The hierarchy of domains descends from the right to the left label in the name; each label to the left specifies a subdivision or subdomain of the domain to the right. For example the label example specifies a node catchupdates.com as a subdomain of the com domain, and www is a label to create www.catchupdates.com, a subdomain of catchupdates.com. This tree of labels may consist of 127 levels. Each label may contain from 1 to 63 octets. The empty label is reserved for the root node. The full domain name may not exceed a total length of 253 characters. In practice, some domain registries may have shorter limits.
How does DNS work?
A DNS server is just a computer running DNS software. DNS server is made up of mainly two elements- resolver and actual name server.
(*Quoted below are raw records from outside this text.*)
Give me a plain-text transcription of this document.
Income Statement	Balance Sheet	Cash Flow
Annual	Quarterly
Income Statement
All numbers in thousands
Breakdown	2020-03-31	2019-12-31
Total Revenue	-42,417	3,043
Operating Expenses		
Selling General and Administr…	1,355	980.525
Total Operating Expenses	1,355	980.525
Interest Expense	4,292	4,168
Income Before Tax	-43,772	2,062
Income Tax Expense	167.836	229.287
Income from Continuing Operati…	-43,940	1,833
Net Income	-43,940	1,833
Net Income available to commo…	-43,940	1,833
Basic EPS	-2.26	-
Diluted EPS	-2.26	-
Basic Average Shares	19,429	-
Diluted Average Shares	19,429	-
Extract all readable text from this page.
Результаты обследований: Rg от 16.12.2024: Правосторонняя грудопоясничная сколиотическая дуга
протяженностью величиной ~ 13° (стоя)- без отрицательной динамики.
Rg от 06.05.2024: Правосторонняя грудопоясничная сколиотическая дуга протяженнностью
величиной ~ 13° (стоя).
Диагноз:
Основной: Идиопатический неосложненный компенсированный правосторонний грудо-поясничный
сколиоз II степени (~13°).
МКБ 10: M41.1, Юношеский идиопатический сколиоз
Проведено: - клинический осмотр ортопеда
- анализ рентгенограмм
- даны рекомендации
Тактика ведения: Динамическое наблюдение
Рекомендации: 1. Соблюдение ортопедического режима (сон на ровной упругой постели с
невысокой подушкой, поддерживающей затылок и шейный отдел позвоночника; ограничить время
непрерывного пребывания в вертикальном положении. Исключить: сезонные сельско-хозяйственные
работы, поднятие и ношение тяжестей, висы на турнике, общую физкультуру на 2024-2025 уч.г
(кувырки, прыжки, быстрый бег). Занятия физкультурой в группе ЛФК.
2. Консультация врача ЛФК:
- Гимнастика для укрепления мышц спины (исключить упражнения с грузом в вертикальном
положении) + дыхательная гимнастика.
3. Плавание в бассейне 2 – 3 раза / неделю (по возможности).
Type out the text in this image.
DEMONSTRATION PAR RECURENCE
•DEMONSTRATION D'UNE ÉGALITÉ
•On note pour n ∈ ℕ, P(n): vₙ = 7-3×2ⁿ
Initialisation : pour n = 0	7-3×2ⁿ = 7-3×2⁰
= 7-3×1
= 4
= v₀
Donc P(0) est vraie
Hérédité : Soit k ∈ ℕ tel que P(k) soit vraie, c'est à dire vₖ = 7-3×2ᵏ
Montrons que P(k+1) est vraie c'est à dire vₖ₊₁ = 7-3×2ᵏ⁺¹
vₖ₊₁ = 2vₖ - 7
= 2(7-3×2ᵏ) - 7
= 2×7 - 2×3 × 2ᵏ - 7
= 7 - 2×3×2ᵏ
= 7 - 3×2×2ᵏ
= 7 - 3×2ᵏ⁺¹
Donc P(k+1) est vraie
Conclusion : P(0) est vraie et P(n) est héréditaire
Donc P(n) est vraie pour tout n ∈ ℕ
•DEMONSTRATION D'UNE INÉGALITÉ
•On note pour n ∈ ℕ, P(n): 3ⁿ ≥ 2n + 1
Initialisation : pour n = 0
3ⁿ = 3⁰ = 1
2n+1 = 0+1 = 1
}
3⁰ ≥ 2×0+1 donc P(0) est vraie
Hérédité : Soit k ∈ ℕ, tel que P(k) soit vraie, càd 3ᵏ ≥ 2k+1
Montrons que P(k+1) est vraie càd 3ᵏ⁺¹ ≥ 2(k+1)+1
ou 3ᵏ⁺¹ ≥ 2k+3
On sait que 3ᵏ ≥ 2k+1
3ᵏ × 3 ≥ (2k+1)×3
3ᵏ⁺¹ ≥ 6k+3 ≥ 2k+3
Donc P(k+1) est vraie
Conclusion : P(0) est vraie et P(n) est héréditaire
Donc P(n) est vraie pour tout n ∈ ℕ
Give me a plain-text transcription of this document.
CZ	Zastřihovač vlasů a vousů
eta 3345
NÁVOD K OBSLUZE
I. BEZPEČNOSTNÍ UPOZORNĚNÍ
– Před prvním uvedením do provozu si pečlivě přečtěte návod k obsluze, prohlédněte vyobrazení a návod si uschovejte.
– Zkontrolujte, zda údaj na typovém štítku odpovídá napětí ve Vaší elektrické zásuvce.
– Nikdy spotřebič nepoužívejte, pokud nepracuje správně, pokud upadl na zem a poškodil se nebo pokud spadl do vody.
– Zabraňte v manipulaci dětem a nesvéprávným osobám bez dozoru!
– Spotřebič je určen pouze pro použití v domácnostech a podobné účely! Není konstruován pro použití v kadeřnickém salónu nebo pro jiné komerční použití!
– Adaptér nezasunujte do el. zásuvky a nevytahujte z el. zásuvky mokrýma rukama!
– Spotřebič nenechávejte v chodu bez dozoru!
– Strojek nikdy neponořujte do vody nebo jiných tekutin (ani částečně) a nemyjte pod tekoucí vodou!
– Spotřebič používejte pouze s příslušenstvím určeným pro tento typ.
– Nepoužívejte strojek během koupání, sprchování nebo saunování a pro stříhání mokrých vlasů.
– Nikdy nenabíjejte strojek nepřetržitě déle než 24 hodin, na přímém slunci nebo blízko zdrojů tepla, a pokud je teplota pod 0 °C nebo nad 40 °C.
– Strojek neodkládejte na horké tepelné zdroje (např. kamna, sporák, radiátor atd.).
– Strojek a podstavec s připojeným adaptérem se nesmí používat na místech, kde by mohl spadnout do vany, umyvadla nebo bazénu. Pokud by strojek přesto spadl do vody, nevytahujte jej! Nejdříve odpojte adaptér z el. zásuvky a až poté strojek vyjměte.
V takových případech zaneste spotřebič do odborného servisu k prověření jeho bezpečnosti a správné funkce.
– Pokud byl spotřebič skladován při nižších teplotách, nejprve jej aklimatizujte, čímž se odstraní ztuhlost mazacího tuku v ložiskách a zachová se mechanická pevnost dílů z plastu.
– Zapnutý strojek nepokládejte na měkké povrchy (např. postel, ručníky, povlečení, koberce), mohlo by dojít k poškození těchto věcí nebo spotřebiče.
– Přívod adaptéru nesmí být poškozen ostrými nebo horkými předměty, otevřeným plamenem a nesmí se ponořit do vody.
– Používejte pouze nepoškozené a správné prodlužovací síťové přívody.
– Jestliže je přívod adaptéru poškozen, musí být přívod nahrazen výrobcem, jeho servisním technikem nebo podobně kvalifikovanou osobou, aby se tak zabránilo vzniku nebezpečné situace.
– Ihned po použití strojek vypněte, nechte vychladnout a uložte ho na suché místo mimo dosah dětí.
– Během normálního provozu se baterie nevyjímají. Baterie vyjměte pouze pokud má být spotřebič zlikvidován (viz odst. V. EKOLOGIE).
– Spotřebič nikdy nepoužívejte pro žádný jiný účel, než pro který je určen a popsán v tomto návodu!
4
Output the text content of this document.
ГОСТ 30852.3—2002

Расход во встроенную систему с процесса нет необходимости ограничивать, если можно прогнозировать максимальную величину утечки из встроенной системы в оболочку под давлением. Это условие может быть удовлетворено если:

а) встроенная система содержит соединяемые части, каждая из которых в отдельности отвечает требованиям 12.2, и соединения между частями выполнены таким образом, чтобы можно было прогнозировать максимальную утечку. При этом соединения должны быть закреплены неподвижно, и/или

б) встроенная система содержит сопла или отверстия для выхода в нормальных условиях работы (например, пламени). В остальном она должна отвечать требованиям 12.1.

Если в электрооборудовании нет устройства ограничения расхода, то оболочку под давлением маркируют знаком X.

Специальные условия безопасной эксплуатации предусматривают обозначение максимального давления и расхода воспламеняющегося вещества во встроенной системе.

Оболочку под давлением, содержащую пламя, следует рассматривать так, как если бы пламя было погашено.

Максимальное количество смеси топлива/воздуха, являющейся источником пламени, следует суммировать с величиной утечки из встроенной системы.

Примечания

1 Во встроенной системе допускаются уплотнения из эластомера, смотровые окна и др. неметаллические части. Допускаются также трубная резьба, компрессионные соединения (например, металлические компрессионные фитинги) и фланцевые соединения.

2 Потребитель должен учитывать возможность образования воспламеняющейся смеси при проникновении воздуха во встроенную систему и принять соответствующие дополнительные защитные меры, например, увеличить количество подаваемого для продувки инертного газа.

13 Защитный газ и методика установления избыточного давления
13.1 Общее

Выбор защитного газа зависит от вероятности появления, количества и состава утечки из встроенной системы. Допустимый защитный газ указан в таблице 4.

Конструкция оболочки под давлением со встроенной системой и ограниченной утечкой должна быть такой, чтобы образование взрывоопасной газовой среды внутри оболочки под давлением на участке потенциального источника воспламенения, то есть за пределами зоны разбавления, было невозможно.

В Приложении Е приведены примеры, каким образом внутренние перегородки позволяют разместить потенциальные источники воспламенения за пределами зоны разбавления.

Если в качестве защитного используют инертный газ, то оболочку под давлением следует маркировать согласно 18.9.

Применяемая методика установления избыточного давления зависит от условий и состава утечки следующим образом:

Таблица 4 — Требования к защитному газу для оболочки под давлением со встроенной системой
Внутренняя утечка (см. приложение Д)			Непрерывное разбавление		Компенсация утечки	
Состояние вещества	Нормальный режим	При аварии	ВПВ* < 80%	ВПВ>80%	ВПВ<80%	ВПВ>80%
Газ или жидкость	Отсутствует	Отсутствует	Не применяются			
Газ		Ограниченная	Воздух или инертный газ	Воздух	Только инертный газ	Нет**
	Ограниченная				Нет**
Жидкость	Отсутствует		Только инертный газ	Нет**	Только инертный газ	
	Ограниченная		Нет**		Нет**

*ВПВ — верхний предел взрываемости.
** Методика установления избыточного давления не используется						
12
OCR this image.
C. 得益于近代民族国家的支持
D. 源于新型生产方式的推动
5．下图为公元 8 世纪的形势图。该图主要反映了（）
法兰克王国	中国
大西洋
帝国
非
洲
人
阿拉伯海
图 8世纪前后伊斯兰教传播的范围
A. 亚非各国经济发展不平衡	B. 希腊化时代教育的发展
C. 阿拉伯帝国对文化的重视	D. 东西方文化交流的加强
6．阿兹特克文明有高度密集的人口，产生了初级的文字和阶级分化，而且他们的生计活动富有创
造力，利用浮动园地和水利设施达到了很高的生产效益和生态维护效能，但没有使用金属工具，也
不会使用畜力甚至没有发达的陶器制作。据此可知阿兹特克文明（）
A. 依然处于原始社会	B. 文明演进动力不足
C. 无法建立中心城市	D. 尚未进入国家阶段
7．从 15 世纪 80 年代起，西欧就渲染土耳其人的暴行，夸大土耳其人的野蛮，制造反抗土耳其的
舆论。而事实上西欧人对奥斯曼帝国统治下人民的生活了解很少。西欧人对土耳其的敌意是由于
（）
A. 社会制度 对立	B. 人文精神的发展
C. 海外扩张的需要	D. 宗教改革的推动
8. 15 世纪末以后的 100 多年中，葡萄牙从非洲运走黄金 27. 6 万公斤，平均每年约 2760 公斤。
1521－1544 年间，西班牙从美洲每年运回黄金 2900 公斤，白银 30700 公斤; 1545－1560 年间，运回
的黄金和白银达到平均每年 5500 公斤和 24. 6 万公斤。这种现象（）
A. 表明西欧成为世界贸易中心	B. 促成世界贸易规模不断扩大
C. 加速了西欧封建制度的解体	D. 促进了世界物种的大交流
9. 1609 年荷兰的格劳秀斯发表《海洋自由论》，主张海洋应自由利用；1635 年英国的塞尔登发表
Every time a domain name is typed in a browser it is automatically passed on to a DNS server, which translates the name into its corresponding IP address (e.g. the domain name catchupdates.com is translated to ). As we mentioned that we do not need to type the IP directly in the browser. We only type the English name or simply domain name to access a website. When we type in a URL, browser sends a request to the closest name server. If that server has responded a request for that same host name, it will locate the information in its cache and will reply.
If the server is unfamiliar to host name, the resolver will attempt to solve the problem by asking a server farther up the tree. If that too does not work, the second server will ask yet another- until it find one that knows. Once the information is located, it is passed back to your browser and you can do your work.. In this way, we become able to access the websites in an easier and efficient way.